Ultimately, Bloodworth, supra, upon which Hall relies to have us disregard the rental agreement and find that he had a possessory interest in the car, held that a tenant, after abandoning property, has no reasonable expectation of privacy in it, even if a legal right to re-enter exists. In this case, Hall concedes that the police had probable cause to stop him and did not challenge the impoundment of the car at the scene. Cf. State v. Ludvicek, 147 Ga. App. 784 (250 SE2d 503) (1978). Therefore, when the car was impounded without objection, the bailment terminated and any expectation of privacy and, derivatively, standing to complain of a subsequent search were extinguished. Although the trial court did not reach this conclusion by exactly the same means, this Court will affirm a trial court's denial of a motion to suppress evidence if it is right for any reason. See Hunt v. State, 212 Ga. App. 217, 219 (441 SE2d 514) (1994).
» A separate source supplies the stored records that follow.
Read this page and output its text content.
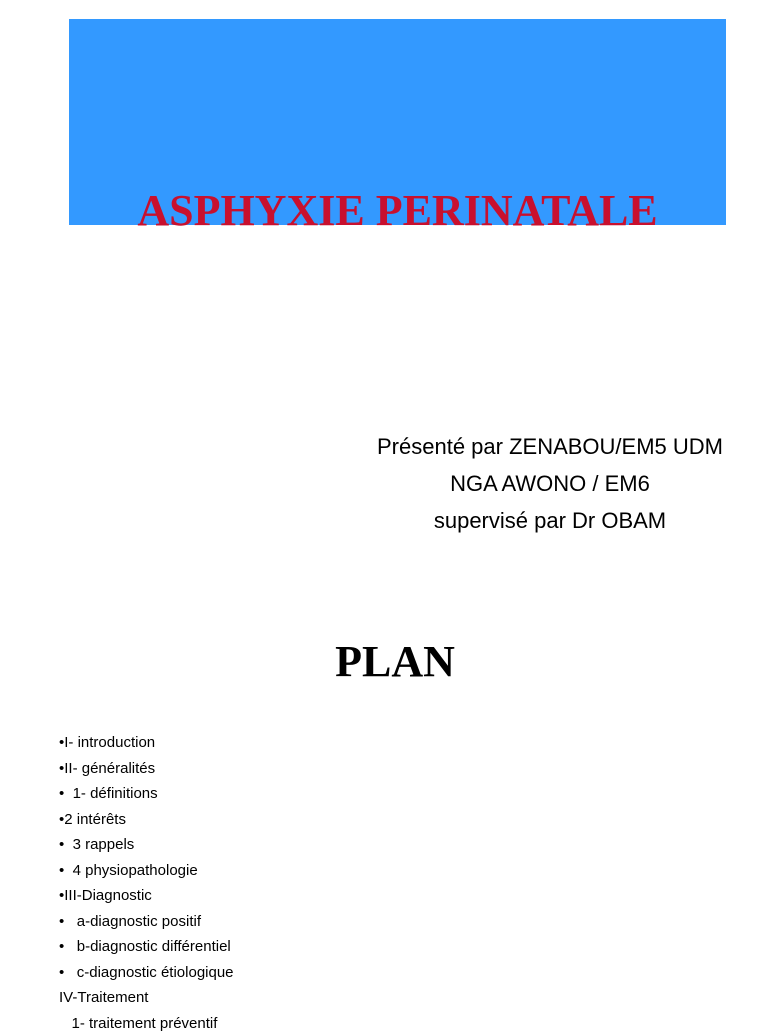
ASPHYXIE PERINATALE
Présenté par ZENABOU/EM5 UDM
NGA AWONO / EM6
supervisé par Dr OBAM
PLAN
•I- introduction
•II- généralités
•  1- définitions
•2 intérêts
•  3 rappels
•  4 physiopathologie
•III-Diagnostic
•   a-diagnostic positif
•   b-diagnostic différentiel
•   c-diagnostic étiologique
IV-Traitement
1- traitement préventif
2. Having determined in Division 1 that Hall lacks standing to complain of the search of the vehicle, we need not address his assertions that the search conducted at the impound lot exceeded the scope of an inventory search, and that even if probable cause was established by the dogs "alerting" police of the possible presence of drugs in the vehicle, the subsequent search was illegal because the police did not obtain a warrant.
Charles H. Weston, District Attorney, Kirby H. Wincey, Jr., Thomas J. Matthews, Assistant District Attorneys, for appellee.
Daniel B. Kane, David R. Trainor, for appellant.